Understanding Your Power Bills
Small and Large Users
Retailers normally have two categories for customers, based on the size of their usage and the tariff on which they are charged for energy.
Small to Medium Energy Businesses (SME)
SME users are considered to use between 0-160'000-kWh of electricity per year (0-100'000kWh Queensland).
Typical SME users include small businesses and residential premises. Such customers receive ‘bundled rates’ on their bills. These rates are inclusive of all components and pass-through charges, lacking an itemised detailed costing of each element. It is now possible in some areas for SME’s to aggregate their load and go to the market as one in order to achieve improved bargaining positions.
However, it is not commonly known, that if you don't call your energy retailer Every 12 months and ask for the latest Deal, you will no longer receive there Discount price, even though nearly all electricity retailers don't actually pay for the power you consume ...Click here to read how deceptive Energy Retailers are!

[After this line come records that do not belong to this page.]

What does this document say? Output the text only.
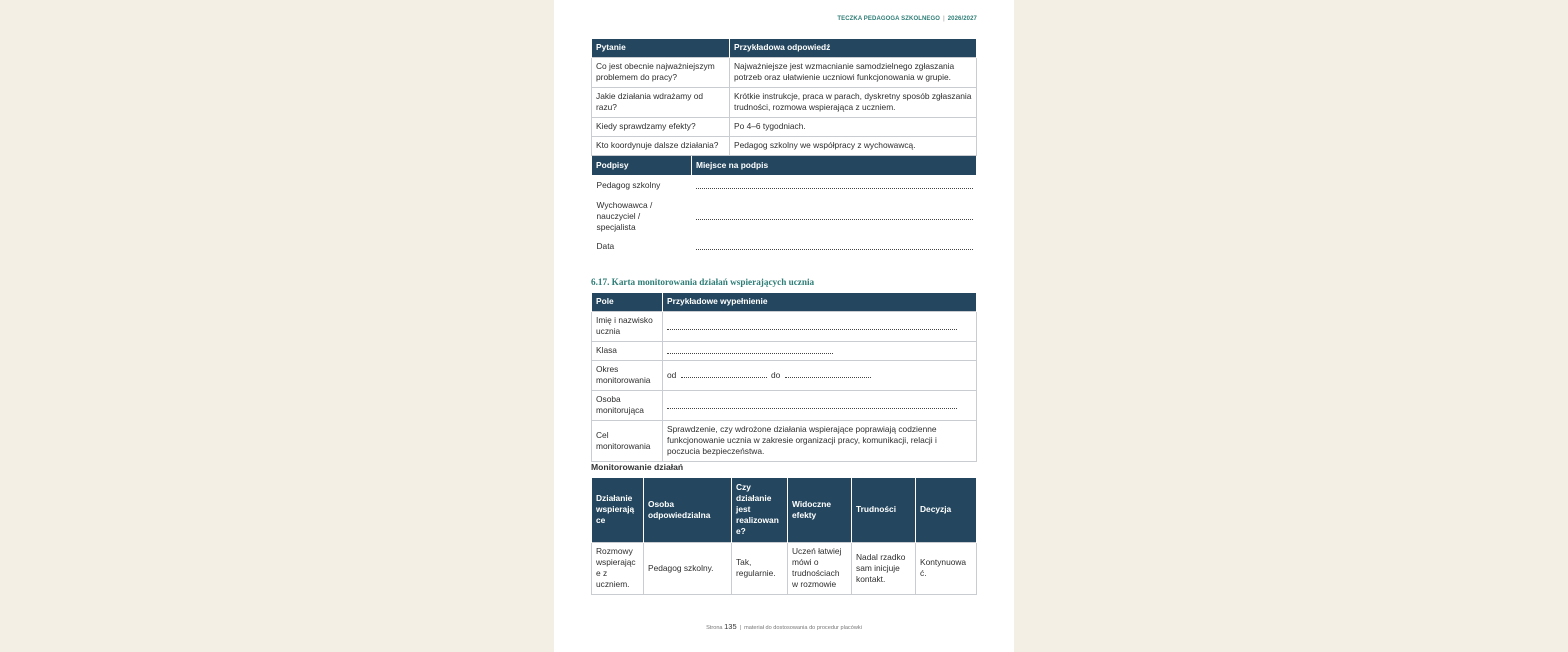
TECZKA PEDAGOGA SZKOLNEGO | 2026/2027
Pytanie	Przykładowa odpowiedź
Co jest obecnie najważniejszym problemem do pracy?	Najważniejsze jest wzmacnianie samodzielnego zgłaszania potrzeb oraz ułatwienie uczniowi funkcjonowania w grupie.
Jakie działania wdrażamy od razu?	Krótkie instrukcje, praca w parach, dyskretny sposób zgłaszania trudności, rozmowa wspierająca z uczniem.
Kiedy sprawdzamy efekty?	Po 4–6 tygodniach.
Kto koordynuje dalsze działania?	Pedagog szkolny we współpracy z wychowawcą.
Podpisy	Miejsce na podpis
Pedagog szkolny	

Wychowawca / nauczyciel / specjalista	

Data	
6.17. Karta monitorowania działań wspierających ucznia
Pole	Przykładowe wypełnienie
Imię i nazwisko ucznia	

Klasa	

Okres monitorowania	od do
Osoba monitorująca	

Cel monitorowania	Sprawdzenie, czy wdrożone działania wspierające poprawiają codzienne funkcjonowanie ucznia w zakresie organizacji pracy, komunikacji, relacji i poczucia bezpieczeństwa.
Monitorowanie działań
Działanie wspierają ce	Osoba odpowiedzialna	Czy działanie jest realizowan e?	Widoczne efekty	Trudności	Decyzja
Rozmowy wspierając e z uczniem.	Pedagog szkolny.	Tak, regularnie.	Uczeń łatwiej mówi o trudnościach w rozmowie	Nadal rzadko sam inicjuje kontakt.	Kontynuowa ć.
Strona 135 | materiał do dostosowania do procedur placówki
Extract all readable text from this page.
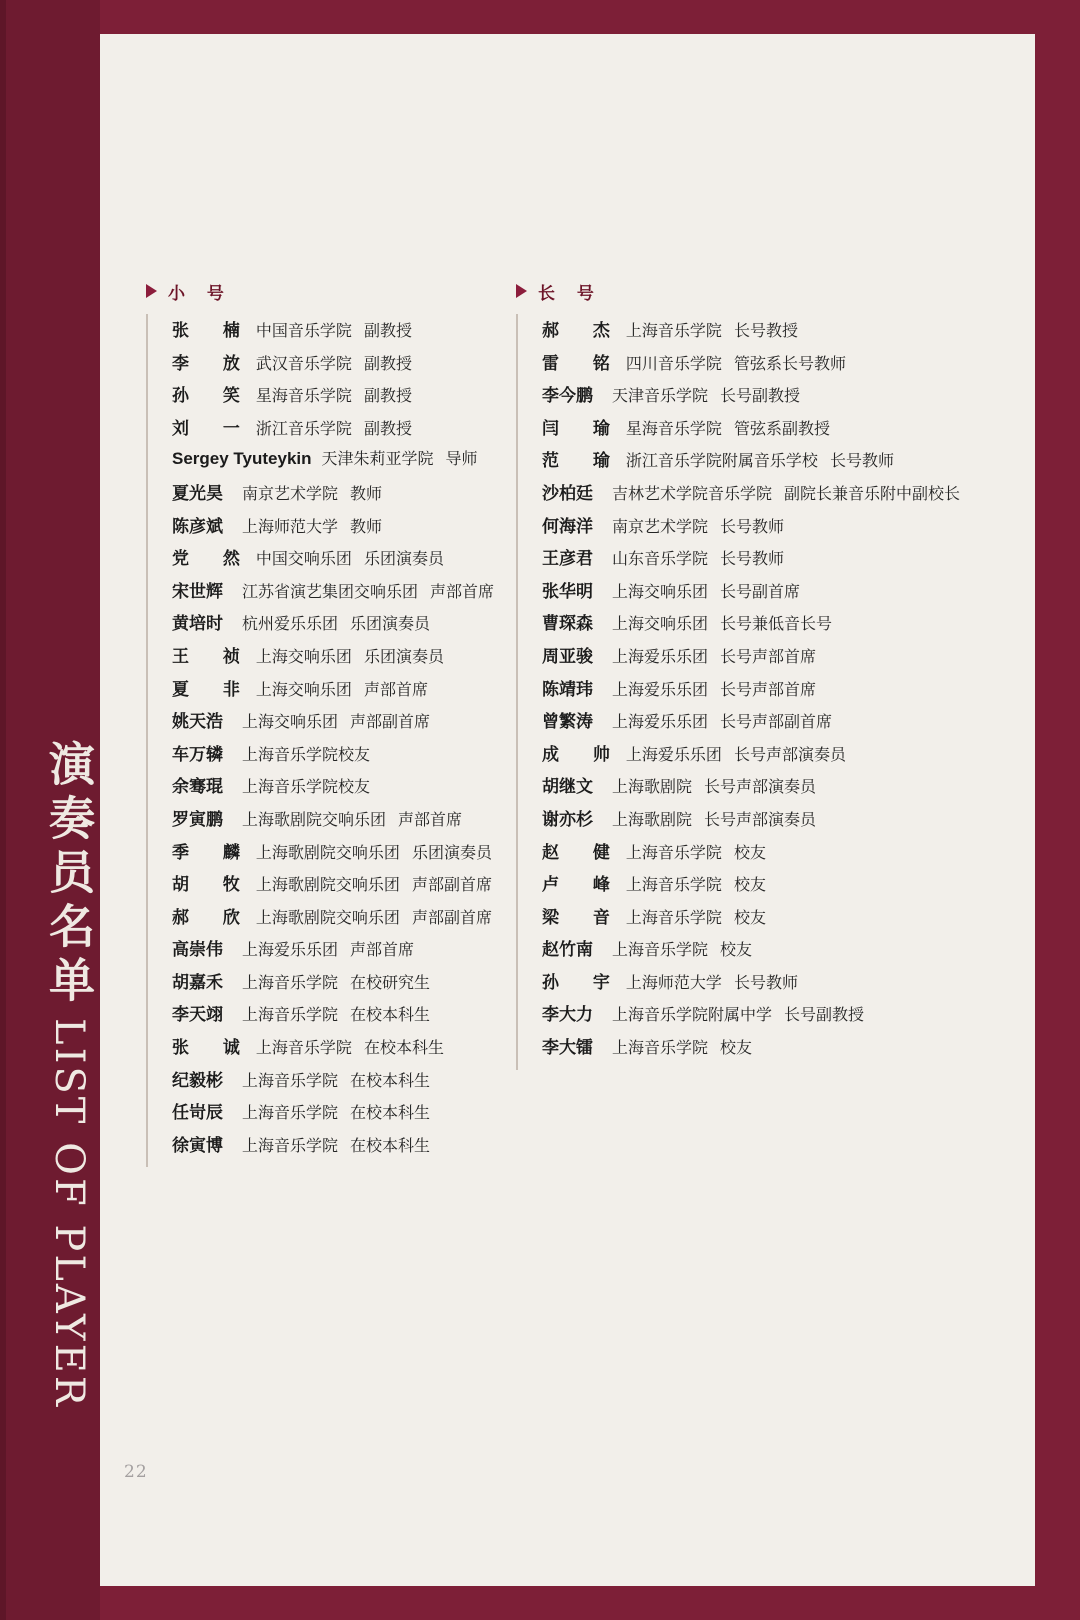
演奏员名单 LIST OF PLAYER
22
小 号
张 楠 中国音乐学院 副教授
李 放 武汉音乐学院 副教授
孙 笑 星海音乐学院 副教授
刘 一 浙江音乐学院 副教授
Sergey Tyuteykin 天津朱莉亚学院 导师
夏光昊	南京艺术学院 教师
陈彦斌	上海师范大学 教师
党 然 中国交响乐团 乐团演奏员
宋世辉	江苏省演艺集团交响乐团 声部首席
黄培时	杭州爱乐乐团 乐团演奏员
王 祯 上海交响乐团 乐团演奏员
夏 非 上海交响乐团 声部首席
姚天浩	上海交响乐团 声部副首席
车万辚	上海音乐学院校友
余骞琨	上海音乐学院校友
罗寅鹏	上海歌剧院交响乐团 声部首席
季 麟 上海歌剧院交响乐团 乐团演奏员
胡 牧 上海歌剧院交响乐团 声部副首席
郝 欣 上海歌剧院交响乐团 声部副首席
高崇伟	上海爱乐乐团 声部首席
胡嘉禾	上海音乐学院 在校研究生
李天翊	上海音乐学院 在校本科生
张 诚 上海音乐学院 在校本科生
纪毅彬	上海音乐学院 在校本科生
任岢辰	上海音乐学院 在校本科生
徐寅博	上海音乐学院 在校本科生
长 号
郝 杰 上海音乐学院 长号教授
雷 铭 四川音乐学院 管弦系长号教师
李今鹏	天津音乐学院 长号副教授
闫 瑜 星海音乐学院 管弦系副教授
范 瑜 浙江音乐学院附属音乐学校 长号教师
沙柏廷	吉林艺术学院音乐学院 副院长兼音乐附中副校长
何海洋	南京艺术学院 长号教师
王彦君	山东音乐学院 长号教师
张华明	上海交响乐团 长号副首席
曹琛森	上海交响乐团 长号兼低音长号
周亚骏	上海爱乐乐团 长号声部首席
陈靖玮	上海爱乐乐团 长号声部首席
曾繁涛	上海爱乐乐团 长号声部副首席
成 帅 上海爱乐乐团 长号声部演奏员
胡继文	上海歌剧院 长号声部演奏员
谢亦杉	上海歌剧院 长号声部演奏员
赵 健 上海音乐学院 校友
卢 峰 上海音乐学院 校友
梁 音 上海音乐学院 校友
赵竹南	上海音乐学院 校友
孙 宇 上海师范大学 长号教师
李大力	上海音乐学院附属中学 长号副教授
李大镭	上海音乐学院 校友
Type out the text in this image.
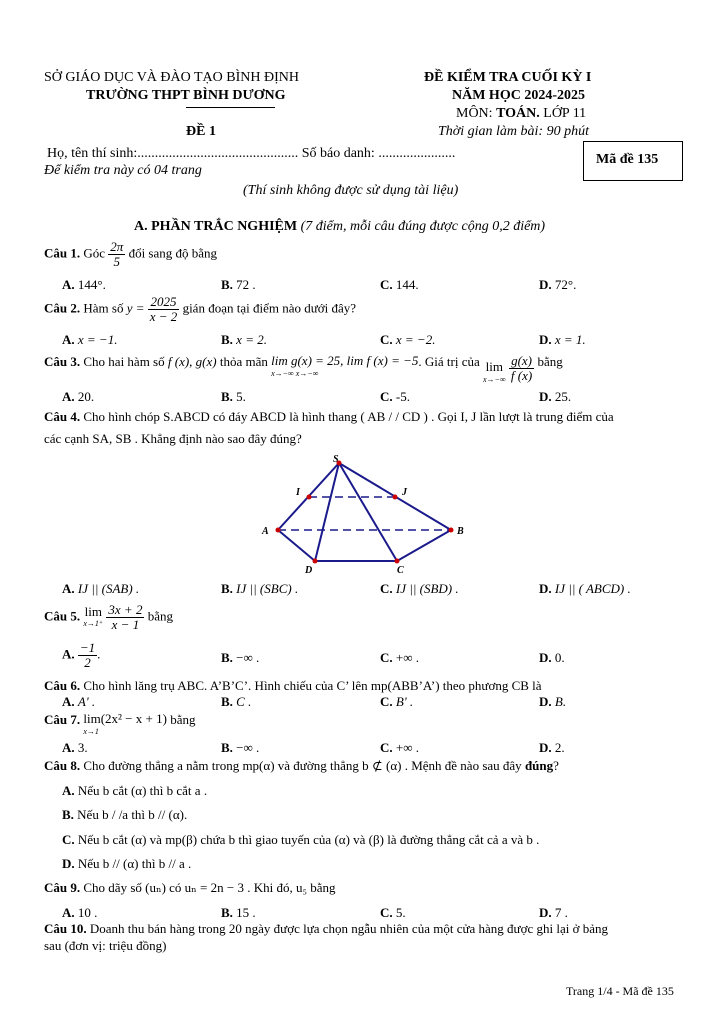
SỞ GIÁO DỤC VÀ ĐÀO TẠO BÌNH ĐỊNH
TRƯỜNG THPT BÌNH DƯƠNG
ĐỀ KIỂM TRA CUỐI KỲ I
NĂM HỌC 2024-2025
MÔN: TOÁN. LỚP 11
ĐỀ 1	Thời gian làm bài: 90 phút
Mã đề 135
Họ, tên thí sinh:.............................................. Số báo danh: ......................
Để kiểm tra này có 04 trang
(Thí sinh không được sử dụng tài liệu)
A. PHẦN TRẮC NGHIỆM (7 điểm, mỗi câu đúng được cộng 0,2 điểm)
Câu 1. Góc $\frac{2\pi}{5}$ đổi sang độ bằng
A. 144°.	B. 72 .	C. 144.	D. 72°.
Câu 2. Hàm số $y = \frac{2025}{x - 2}$ gián đoạn tại điểm nào dưới đây?
A. x = −1.	B. x = 2.	C. x = −2.	D. x = 1.
Câu 3. Cho hai hàm số f (x), g(x) thỏa mãn lim g(x) = 25, lim f (x) = −5
x→−∞ x→−∞
. Giá trị của lim
x→−∞
$\frac{g(x)}{f (x)}$ bằng
A. 20.	B. 5.	C. -5.	D. 25.
Câu 4. Cho hình chóp S.ABCD có đáy ABCD là hình thang ( AB / / CD ) . Gọi I, J lần lượt là trung điểm của
các cạnh SA, SB . Khẳng định nào sao đây đúng?
S
I	J
A	B
D	C
A. IJ || (SAB) .	B. IJ || (SBC) .	C. IJ || (SBD) .	D. IJ || ( ABCD) .
Câu 5. lim
x→1⁺
$\frac{3x + 2}{x - 1}$ bằng
A. $\frac{-1}{2}$ .	B. −∞ .	C. +∞ .	D. 0.
Câu 6. Cho hình lăng trụ ABC. A’B’C’. Hình chiếu của C’ lên mp(ABB’A’) theo phương CB là
A. A' .	B. C .	C. B' .	D. B.
Câu 7. lim(2x² − x + 1)
x→1
bằng
A. 3.	B. −∞ .	C. +∞ .	D. 2.
Câu 8. Cho đường thẳng a nằm trong mp(α) và đường thẳng b ⊄ (α) . Mệnh đề nào sau đây đúng?
A. Nếu b cắt (α) thì b cắt a .
B. Nếu b / /a thì b // (α).
C. Nếu b cắt (α) và mp(β) chứa b thì giao tuyến của (α) và (β) là đường thẳng cắt cả a và b .
D. Nếu b // (α) thì b // a .
Câu 9. Cho dãy số (uₙ) có uₙ = 2n − 3 . Khi đó, u₅ bằng
A. 10 .	B. 15 .	C. 5.	D. 7 .
Câu 10. Doanh thu bán hàng trong 20 ngày được lựa chọn ngẫu nhiên của một cửa hàng được ghi lại ở bảng
sau (đơn vị: triệu đồng)
Trang 1/4 - Mã đề 135
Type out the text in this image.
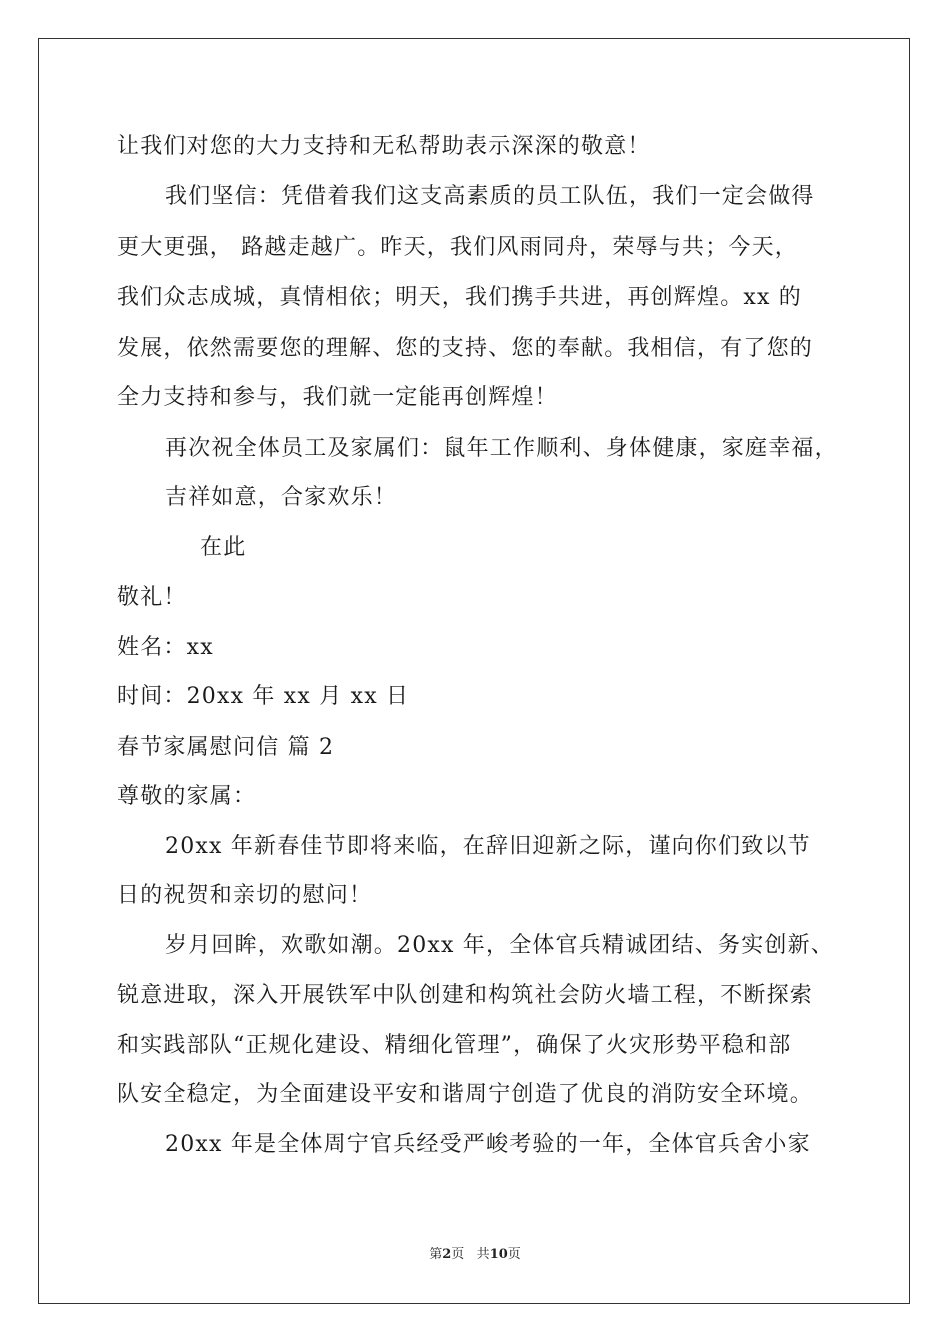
让我们对您的大力支持和无私帮助表示深深的敬意！
我们坚信：凭借着我们这支高素质的员工队伍，我们一定会做得
更大更强， 路越走越广。昨天，我们风雨同舟，荣辱与共；今天，
我们众志成城，真情相依；明天，我们携手共进，再创辉煌。xx 的
发展，依然需要您的理解、您的支持、您的奉献。我相信，有了您的
全力支持和参与，我们就一定能再创辉煌！
再次祝全体员工及家属们：鼠年工作顺利、身体健康，家庭幸福，
吉祥如意，合家欢乐！
在此
敬礼！
姓名：xx
时间：20xx 年 xx 月 xx 日
春节家属慰问信 篇 2
尊敬的家属：
20xx 年新春佳节即将来临，在辞旧迎新之际，谨向你们致以节
日的祝贺和亲切的慰问！
岁月回眸，欢歌如潮。20xx 年，全体官兵精诚团结、务实创新、
锐意进取，深入开展铁军中队创建和构筑社会防火墙工程，不断探索
和实践部队“正规化建设、精细化管理”，确保了火灾形势平稳和部
队安全稳定，为全面建设平安和谐周宁创造了优良的消防安全环境。
20xx 年是全体周宁官兵经受严峻考验的一年，全体官兵舍小家
第2页 共10页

Large Contract Users are Commercial & Industrial (C&I)
C&I users consume anywhere upward of 160MWh+ per year (100MWh+ in Queensland). Such customers receive ‘unbundled rates’ on their bills. Each component is individually itemised to give a better indication of its proportion of the overall energy cost. This allows C&I customers to identify potential ways to lessen the impact of certain components, such as base commodity rates.
Commercial energy rates varies from $0.08 kWh Peak rate, $0.06 Shoulder rate, and down to $0.04 kWh for Off-peak rate.
Even so, commercial consumers charges are calculated behind a deceptive "Jedi cloak of invisibility", with very hard to understand and diversionary charge algorithm's, that very few people understand, nor want to, when all they want is a fare go!
Energy bills consist of the following price components:
- Cost of electricity (commodity price).
- Network charges (the cost to transmit and distribute of electricity, from generators through wires to end-users).
- Retail margin (the on-sell cost from retailer to customer, deceptively inflated by Retail power companies by up to 50%).
- Government and market charges (e.g. AEMO charges).
- The costs of environmental schemes and other add-ons (National - LRET, SRES, State - VEET, ESS, GEC).
For those that investigate it, the bulk of your bill is made up of network charges and the commodity cost of electricity. Network charges continue to increase year-on-year to support upgrades to an ageing network infrastructure to meet demand across the NEM. Renewable energy charges have also increased and make up the environmental proportion of your bill.
National Metering Identifier (NMI) – is a ten-character unique identifier located on your electricity bill used to identify your supply point. The structure of the NMI consists of alphanumeric components that contain no spaces. Depending on your zone, the first 2 to 5 digits identify the electricity network of you meter. Your NMI may also contain a checksum value as an eleventh digit.
Metering Installation Registration Number (MIRN) – is a ten-character unique identifier located on your power bill used to identify your supply point. The structure of the MIRN consists of alphanumeric components that contain no spaces. In relation to the first characters 3 characters, the first digit identifies the energy category (5 signifies gas); the second digit represents the state; and the third digit denotes the distributor.
The actual commodity cost of electricity is just one element of your electricity bill. The majority of your bill is made up of other various charges from stakeholders in the supply chain. The overall cost of your electricity can be greatly affected by these charges. For example, while the commodity cost remains relatively competitive, maintenance on network infrastructure has seen bills dramatically increase as these charges are passed on from the retailer to the consumer.
Transmission Losses are incurred during the transport of electricity from the generator to the through poles and wires of the network.
Distribution Losses are incurred during the transport and delivery of electricity through a network’s poles and wires to the end user.
Renewable Energy Target (RETs) – The scheme requires 20% of Australia’s electricity to be produced from renewable energy sources by 2020. Australian electricity retailers and large wholesale purchasers of electricity must meet annual targets, creating a financial incentive for investment in renewable energy sources through the creation and sale of certificates. The scheme is split into two parts: the Large-scale Renewable Energy Target (LRET) and the Small-scale Renewable Energy Scheme (SRES). Energy users nationwide are subject to both charges.
Energy Savings Scheme (ESS) in New South Wales – Introduced 1 July 2009 by the NSW Government, the scheme encourages greater efficiency of electricity use in households, industry and commerce. Energy users in NSW are subject to this charge, itemised as “ESS” or “ESCs” on an unbundled bill.
The NSW Greenhouse Gas Abatement Certificates (NGACs) scheme ceased operation on 30 June 2012.
Gas Electricity Certificates (GEC) in Queensland – The Queensland Gas Scheme began in 2005 and was established to boost the state's gas industry and reduce greenhouse gas emissions. Under the scheme, Queensland electricity retailers and other liable parties are required to source a prescribed percentage (currently 15%) of their electricity from gas-fired generation. Energy users in Queensland are subject to this charge, itemised as “CEGs” on an unbundled bill.